Aarya Season 3 |
Even while the series is still entertaining, Sushmita Sen's portrayal is getting a little stale.
Sushmita Sen's casting in Aarya may be the only choice made in the Indian streaming age that so precisely satisfies all of its requirements.
During a scene from the third season of the Disney+Hotstar series, Aarya softly says to her assistant Sampat. The mother-without-borders cliché reappears in the most reliable programme on Indian streaming, a deft blend of narratively dense, soap operatic threads dipped in a cursive sauce of visual and auditory poetry. Seldom has long-form storytelling displayed such style and skill in capturing something so relatable but intensely real. Aarya never set new standards, but it does a fantastic job of seamlessly transferring a certain comedic mentality to the lengthier streaming streams. During its third season, the show becomes more comfortable and frothy than before, drawing viewers in and losing some of its edge while yet maintaining a fashionable viewing experience.

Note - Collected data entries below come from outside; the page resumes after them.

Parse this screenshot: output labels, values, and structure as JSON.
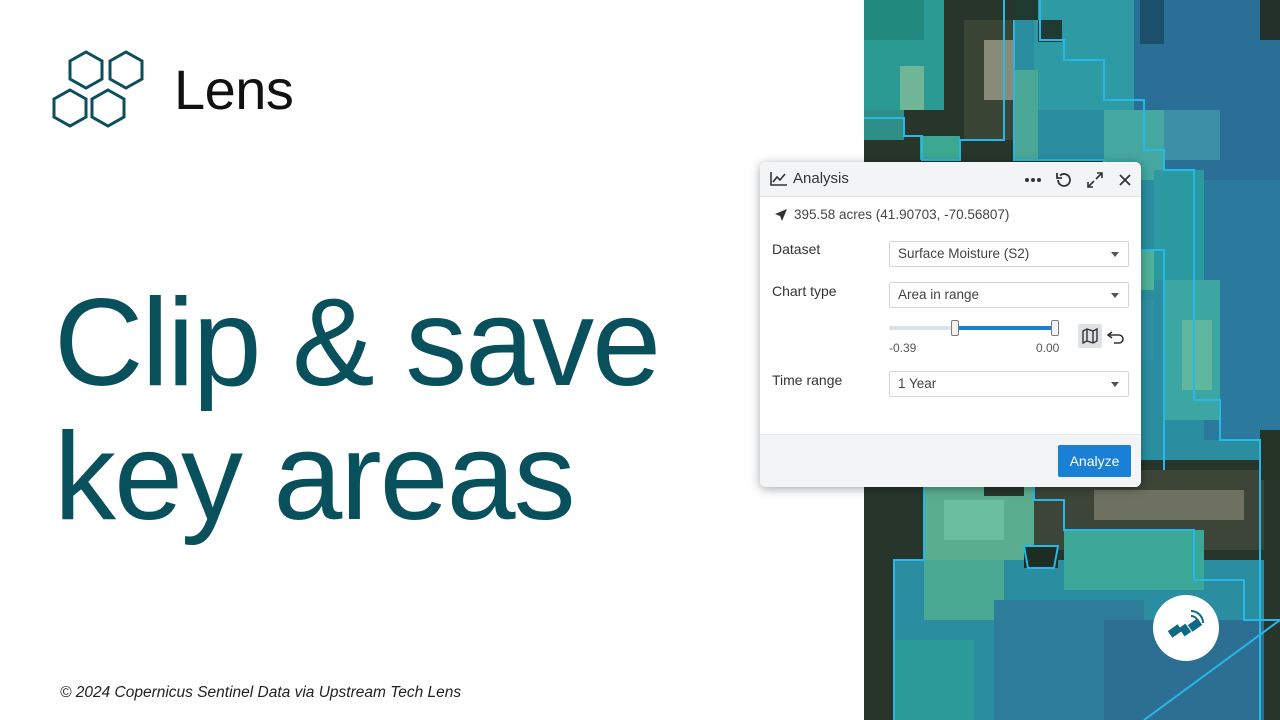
{
  "brand": {
    "name": "Lens",
    "logo_icon": "hexagon-cluster-logo"
  },
  "headline": {
    "line1": "Clip & save",
    "line2": "key areas"
  },
  "credit": "© 2024 Copernicus Sentinel Data via Upstream Tech Lens",
  "colors": {
    "headline": "#07505c",
    "accent": "#1a80d6",
    "logo": "#0c4f5b"
  },
  "panel": {
    "title": "Analysis",
    "title_icon": "line-chart-icon",
    "header_actions": [
      "more-options-icon",
      "refresh-icon",
      "expand-icon",
      "close-icon"
    ],
    "location": "395.58 acres (41.90703, -70.56807)",
    "dataset_label": "Dataset",
    "dataset_value": "Surface Moisture (S2)",
    "chart_type_label": "Chart type",
    "chart_type_value": "Area in range",
    "range_min": "-0.39",
    "range_max": "0.00",
    "range_fill_start": 0.38,
    "range_fill_end": 1.0,
    "time_range_label": "Time range",
    "time_range_value": "1 Year",
    "analyze_label": "Analyze"
  },
  "map": {
    "badge_icon": "satellite-icon"
  }
}
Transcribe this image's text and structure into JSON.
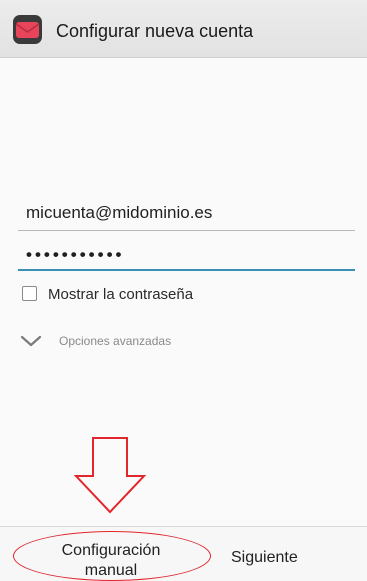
{
  "header": {
    "title": "Configurar nueva cuenta",
    "icon": "email-app-icon"
  },
  "form": {
    "email_value": "micuenta@midominio.es",
    "password_masked": "•••••••••••",
    "show_password_label": "Mostrar la contraseña",
    "show_password_checked": false,
    "advanced_options_label": "Opciones avanzadas"
  },
  "annotation": {
    "arrow": "down-arrow-outline",
    "highlight_color": "#e3262b"
  },
  "footer": {
    "manual_setup_line1": "Configuración",
    "manual_setup_line2": "manual",
    "next_label": "Siguiente"
  },
  "colors": {
    "accent": "#3a8fb7",
    "icon_red": "#e8455a"
  }
}
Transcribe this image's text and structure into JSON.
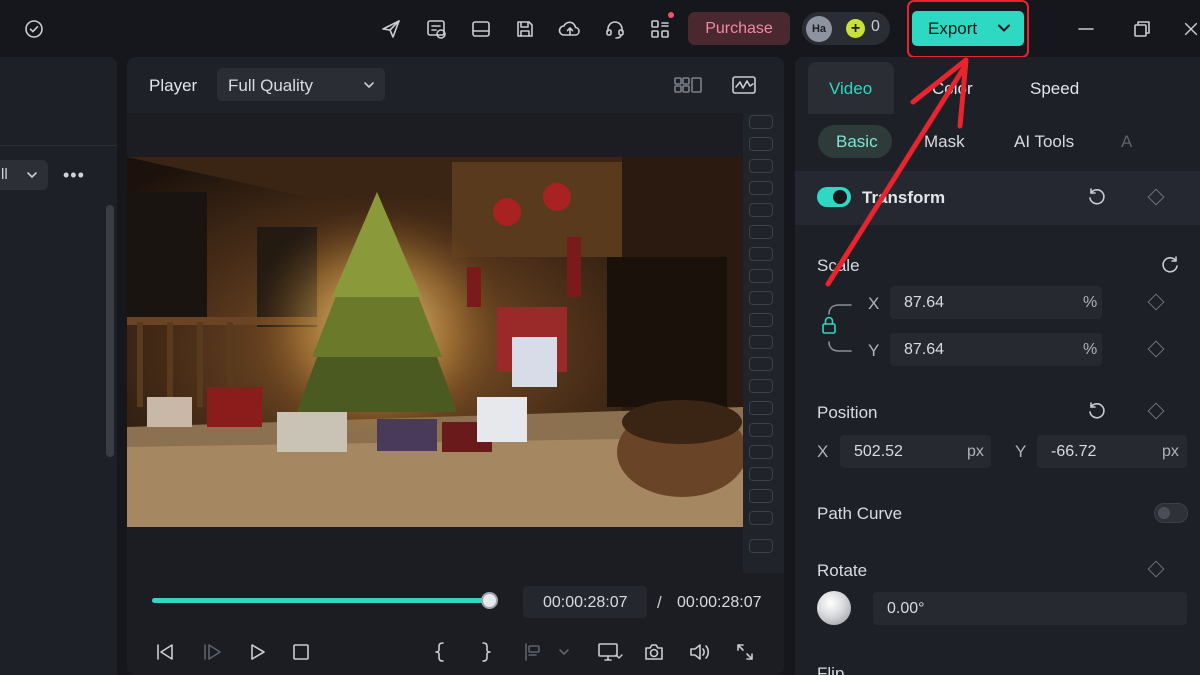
{
  "topbar": {
    "purchase_label": "Purchase",
    "avatar_initials": "Ha",
    "credit_symbol": "+",
    "credit_count": "0",
    "export_label": "Export"
  },
  "left_panel": {
    "filter_value": "ll",
    "more_label": "•••"
  },
  "player": {
    "label": "Player",
    "quality": "Full Quality",
    "progress_fraction": 1.0,
    "time_current": "00:00:28:07",
    "time_separator": "/",
    "time_total": "00:00:28:07"
  },
  "inspector": {
    "tabs": [
      {
        "label": "Video"
      },
      {
        "label": "Color"
      },
      {
        "label": "Speed"
      }
    ],
    "subtabs": [
      {
        "label": "Basic"
      },
      {
        "label": "Mask"
      },
      {
        "label": "AI Tools"
      },
      {
        "label": "A"
      }
    ],
    "transform": {
      "title": "Transform",
      "enabled": true
    },
    "scale": {
      "label": "Scale",
      "x_label": "X",
      "x_value": "87.64",
      "x_unit": "%",
      "y_label": "Y",
      "y_value": "87.64",
      "y_unit": "%"
    },
    "position": {
      "label": "Position",
      "x_label": "X",
      "x_value": "502.52",
      "x_unit": "px",
      "y_label": "Y",
      "y_value": "-66.72",
      "y_unit": "px"
    },
    "path_curve": {
      "label": "Path Curve",
      "enabled": false
    },
    "rotate": {
      "label": "Rotate",
      "value": "0.00°"
    },
    "flip": {
      "label": "Flip"
    }
  },
  "colors": {
    "accent": "#2fd8c2",
    "purchase_text": "#f08aa0",
    "highlight": "#e8252e",
    "panel": "#1d2026"
  }
}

Where we left off in the first season, we pick up in the third. The talented Sushmita Sen portrays Aarya, who has given up her innocence for the benefit of her kids. Now a don, she arranges drug sales, befriends Russian gangs, and maintains her position despite the threat to future generations. As Sooraj (Indraneil Sengupta) goes back to India to exact revenge on his wife for her "unintentional" murder at the hands of Aarya and her close friend Maya (Maya Sarao), the consequences of what happened in the previous season loom over her children. The show's moody, occasionally serene tone is broken by rivalries between ACP Khan (Vikas Kumar), a professional and personal opponent who is still pursuing our protagonist. Retaliation is not the only sort of acid eroding her horizon.
The third season of Aarya moves at the rickety speed of a survival thriller, unfolding at the disorganised rhythm of a rehearsal, making the show feel cramped for room and context. Things move at a plodding speed that leaves little to no opportunity for reflection or even reassessment. You could argue that Aarya could have done with a loser death grip on its protagonist, but despite the constant sense of closeness about a struggle fought across familial lines, it's still a series of waves of fear and reactionary world-saving. Give her something to hang on to instead of a shovel or a pistol. As a result, many subplots receive less attention than they merit.
For example, Veer, Aarya's son, is portrayed by Viren Vazirani with amazing poise and maturity, yet he never gets the chance to fully develop into the messy, sentimental adult he is meant to be.